Berita / 14-Jan-2026
Empat operator judi online di Kabupaten Bandung Barat (KBB), Jawa Barat, diamankan polisi setelah terbukti berperan sebagai customer service tujuh situs judi daring yang terhubung ke jaringan Kamboja. Keterlibatan para tersangka bermula dari perekrutan kerja secara daring dengan iming-iming gaji hingga Rp5 juta per bulan.
Keempat pemuda tersebut, yakni Aditya Fajar, M Arman Priyatna, Reza Maulana Fadli, dan Fajar Nurmansyah, diamankan di sebuah rumah di Kampung Dungus Purna, Desa Galanggang, Kecamatan Batujajar. Rumah sederhana di pinggiran Bandung Barat itu dijadikan markas operasional layanan pelanggan judi online. Polisi masih mendalami alur jaringan dan kemungkinan adanya pihak lain yang terlibat dalam praktik judi online lintas negara tersebut.
Kapolres Cimahi AKBP Niko N Adi Putra mengungkapkan, kasus judi online di Kabupaten Bandung Barat terbongkar setelah polisi menangkap Aditya Fajar dalam perkara penyalahgunaan narkotika jenis sabu. Dari pengembangan kasus tersebut, petugas menemukan aktivitas judi online di rumah tempat tersangka diamankan.

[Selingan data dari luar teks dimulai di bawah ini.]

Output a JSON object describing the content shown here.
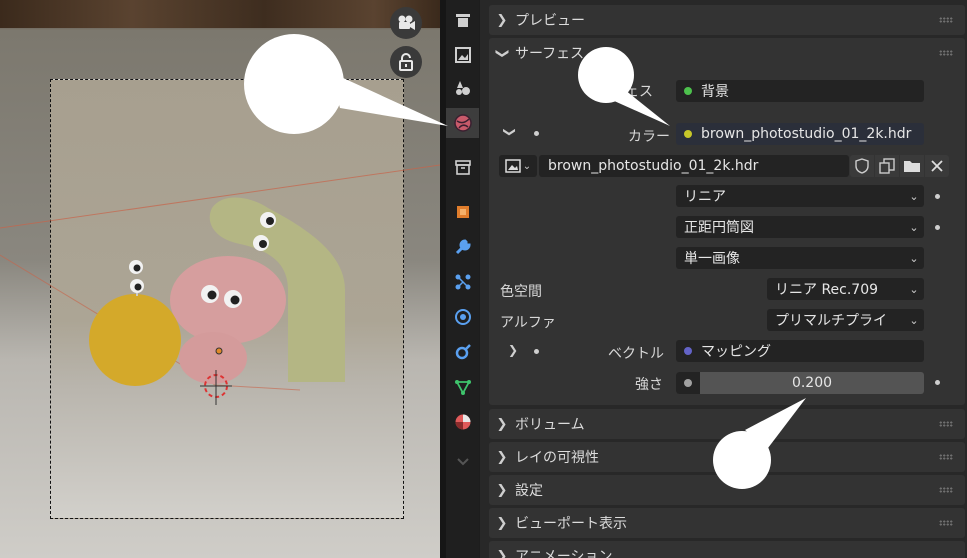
{
  "viewport": {
    "tools": [
      {
        "icon": "camera-icon"
      },
      {
        "icon": "lock-icon"
      }
    ]
  },
  "tabs": [
    {
      "icon": "render-icon",
      "active": false
    },
    {
      "icon": "output-icon",
      "active": false
    },
    {
      "icon": "view-layer-icon",
      "active": false
    },
    {
      "icon": "world-icon",
      "active": true
    },
    {
      "icon": "collection-icon",
      "active": false
    },
    {
      "icon": "object-icon",
      "active": false
    },
    {
      "icon": "modifier-wrench-icon",
      "active": false
    },
    {
      "icon": "particles-icon",
      "active": false
    },
    {
      "icon": "physics-icon",
      "active": false
    },
    {
      "icon": "constraints-icon",
      "active": false
    },
    {
      "icon": "data-icon",
      "active": false
    },
    {
      "icon": "material-icon",
      "active": false
    },
    {
      "icon": "chevron-down-icon",
      "active": false
    }
  ],
  "panels": {
    "preview": "プレビュー",
    "surface": "サーフェス",
    "volume": "ボリューム",
    "ray_visibility": "レイの可視性",
    "settings": "設定",
    "viewport_display": "ビューポート表示",
    "animation": "アニメーション"
  },
  "surface": {
    "surface_label": "ェス",
    "surface_value": "背景",
    "color_label": "カラー",
    "color_value": "brown_photostudio_01_2k.hdr",
    "image_name": "brown_photostudio_01_2k.hdr",
    "interpolation": "リニア",
    "projection": "正距円筒図",
    "source": "単一画像",
    "colorspace_label": "色空間",
    "colorspace_value": "リニア Rec.709",
    "alpha_label": "アルファ",
    "alpha_value": "プリマルチプライ",
    "vector_label": "ベクトル",
    "vector_value": "マッピング",
    "strength_label": "強さ",
    "strength_value": "0.200"
  },
  "colors": {
    "accent_active_tab": "#3d3d3d",
    "shader_green": "#4dc14d",
    "color_yellow": "#c7c729",
    "vector_purple": "#6363c7",
    "strength_gray": "#a1a1a1"
  }
}
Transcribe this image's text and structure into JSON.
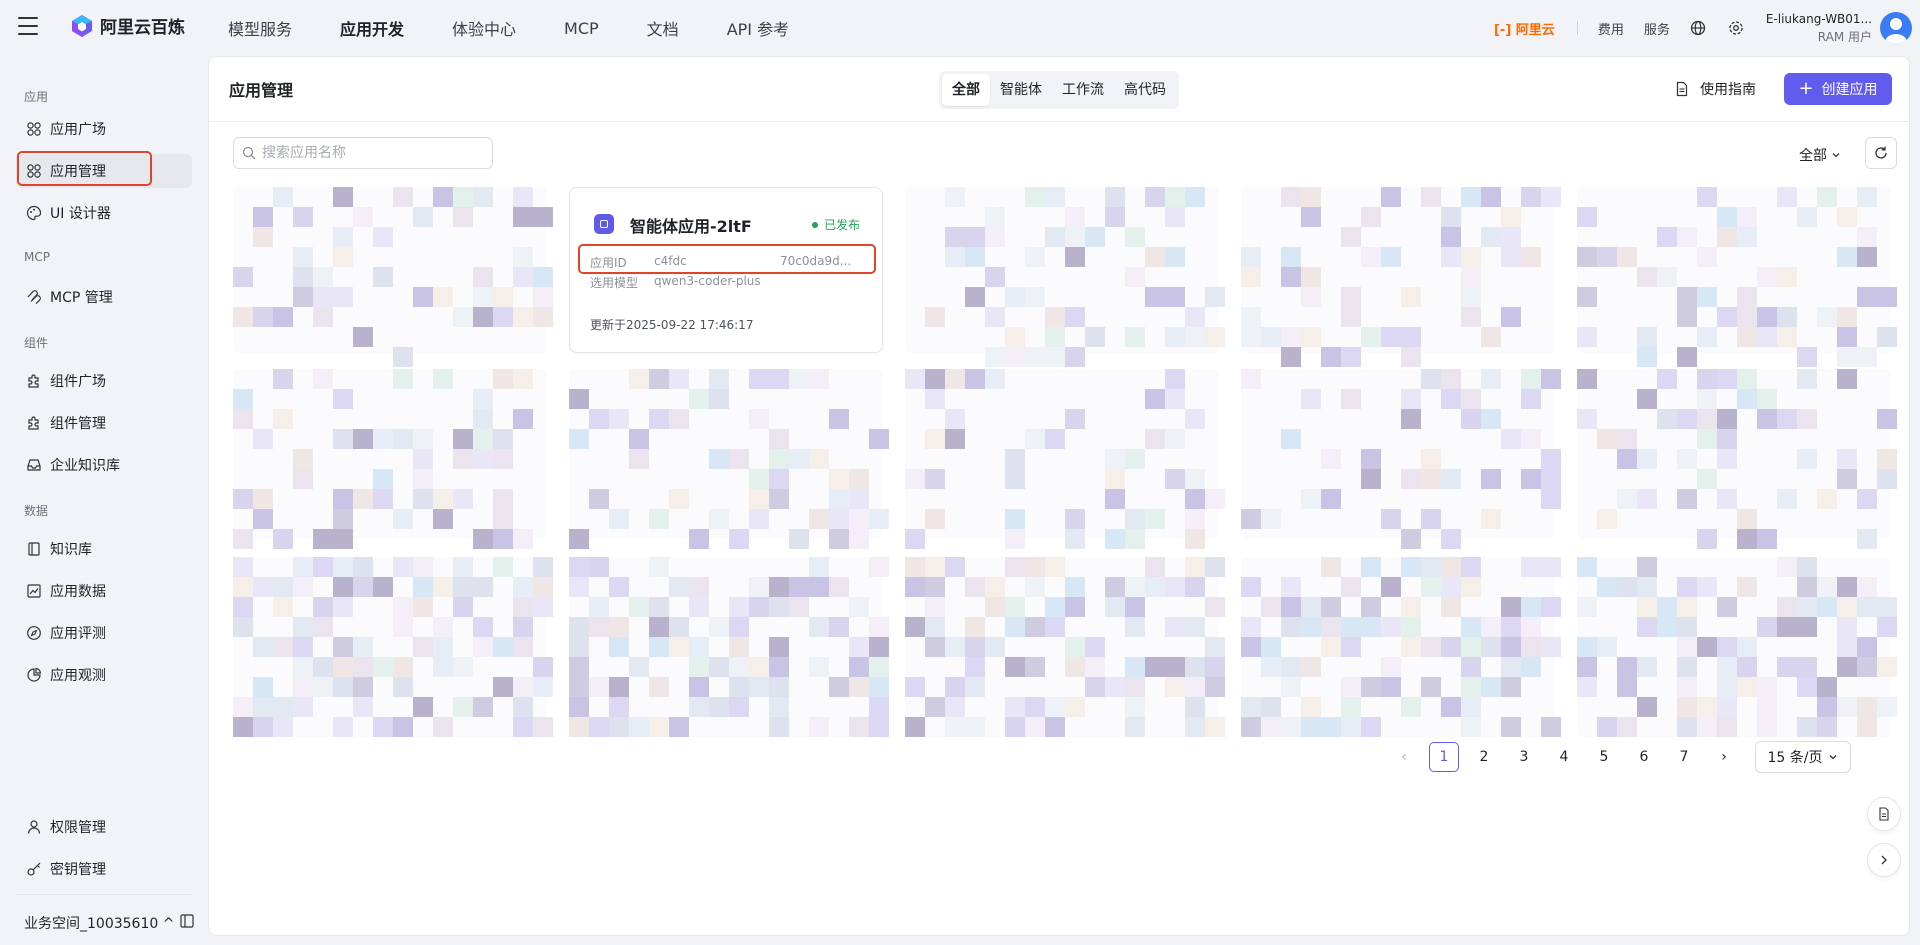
{
  "topbar": {
    "brand": "阿里云百炼",
    "nav": [
      "模型服务",
      "应用开发",
      "体验中心",
      "MCP",
      "文档",
      "API 参考"
    ],
    "active_nav": "应用开发",
    "aliyun_label": "阿里云",
    "fee_label": "费用",
    "service_label": "服务",
    "user_name": "E-liukang-WB01...",
    "user_role": "RAM 用户"
  },
  "sidebar": {
    "group_app": "应用",
    "item_app_plaza": "应用广场",
    "item_app_manage": "应用管理",
    "item_ui_designer": "UI 设计器",
    "group_mcp": "MCP",
    "item_mcp_manage": "MCP 管理",
    "group_component": "组件",
    "item_component_plaza": "组件广场",
    "item_component_manage": "组件管理",
    "item_enterprise_kb": "企业知识库",
    "group_data": "数据",
    "item_kb": "知识库",
    "item_app_data": "应用数据",
    "item_app_eval": "应用评测",
    "item_app_observe": "应用观测",
    "item_permission": "权限管理",
    "item_key": "密钥管理",
    "workspace": "业务空间_10035610"
  },
  "main": {
    "title": "应用管理",
    "tabs": [
      "全部",
      "智能体",
      "工作流",
      "高代码"
    ],
    "active_tab": "全部",
    "guide_label": "使用指南",
    "create_label": "创建应用",
    "search_placeholder": "搜索应用名称",
    "filter_label": "全部"
  },
  "card": {
    "name": "智能体应用-2ltF",
    "status": "已发布",
    "id_label": "应用ID",
    "id_value_start": "c4fdc",
    "id_value_end": "70c0da9d...",
    "model_label": "选用模型",
    "model_value": "qwen3-coder-plus",
    "updated": "更新于2025-09-22 17:46:17"
  },
  "pagination": {
    "pages": [
      "1",
      "2",
      "3",
      "4",
      "5",
      "6",
      "7"
    ],
    "current": "1",
    "page_size": "15 条/页"
  },
  "colors": {
    "accent": "#615ced",
    "highlight_red": "#e0452b",
    "published_green": "#22a55a",
    "brand_orange": "#ff6a00"
  }
}
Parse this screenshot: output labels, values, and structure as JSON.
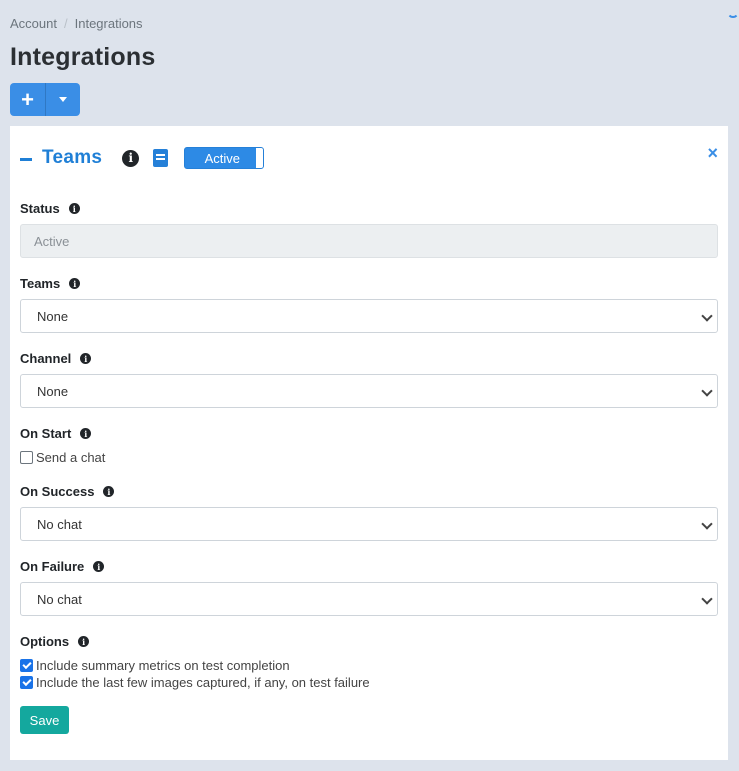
{
  "breadcrumb": {
    "items": [
      "Account",
      "Integrations"
    ],
    "separator": "/"
  },
  "page": {
    "title": "Integrations"
  },
  "toolbar": {
    "add_symbol": "+",
    "caret_icon": "caret-down"
  },
  "card": {
    "title": "Teams",
    "toggle_label": "Active",
    "close_symbol": "×",
    "info_symbol": "i",
    "fields": {
      "status": {
        "label": "Status",
        "value": "Active"
      },
      "teams": {
        "label": "Teams",
        "value": "None"
      },
      "channel": {
        "label": "Channel",
        "value": "None"
      },
      "on_start": {
        "label": "On Start",
        "checkbox_label": "Send a chat",
        "checked": false
      },
      "on_success": {
        "label": "On Success",
        "value": "No chat"
      },
      "on_failure": {
        "label": "On Failure",
        "value": "No chat"
      },
      "options": {
        "label": "Options",
        "items": [
          {
            "label": "Include summary metrics on test completion",
            "checked": true
          },
          {
            "label": "Include the last few images captured, if any, on test failure",
            "checked": true
          }
        ]
      }
    },
    "save_label": "Save"
  },
  "colors": {
    "accent": "#3a8ee6",
    "title_blue": "#1f7fd6",
    "save": "#14a89e",
    "background": "#dde3ec"
  }
}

“Jadi awalnya tersangka AF ini membeli cangklong untuk sabu, kemudian diamankan petugas. Setelah dilakukan penggeledahan di rumah tempat tersangka diamankan, ternyata ada 3 orang lainnya yang berperan sebagai customer service judi online,” ungkap Niko saat ditemui, Selasa (13/1/2026). Hasil penggeledahan polisi menemukan sejumlah perangkat kerja dan dokumen kontrak.
Hasil penggeledahan mengungkap keberadaan tiga orang lain yang berperan sebagai customer service judi online lengkap dengan perangkat kerja dan dokumen kontrak. Keempat tersangka diketahui bekerja untuk tujuh situs judi daring yang server dan pengelolaannya mengarah ke luar negeri, khususnya Kamboja.
Meski saling mengenal, para tersangka direkrut dalam waktu berbeda dengan upah dijanjikan Rp5 juta per bulan. Atas perbuatannya, para tersangka dijerat Pasal 45 Ayat 3 juncto Pasal 27 Ayat 2 Undang-Undang Nomor 1 Tahun 2024 tentang ITE serta Pasal 426 Ayat 1 huruf a Undang-Undang Nomor 1 Tahun 2023 tentang KUHP, dengan ancaman pidana penjara maksimal 10 tahun dan denda hingga Rp 10 miliar.
Tersangka M Arman Priyatna menjelaskan bahwa ia menerima pekerjaan sebagai customer service judi online karena kebutuhan ekonomi. Awalnya, Arman mencari lowongan kerja luar negeri melalui aplikasi Telegram dengan kata kunci “pekerjaan Kamboja.” Dari situ, ia melamar ke satu perusahaan judi daring dan bekerja dengan gaji Rp5 juta per bulan. Arman mengaku sudah bekerja cukup lama, meski sebelumnya tidak mengetahui sepenuhnya bahwa pekerjaannya terhubung dengan jaringan judi lintas negara.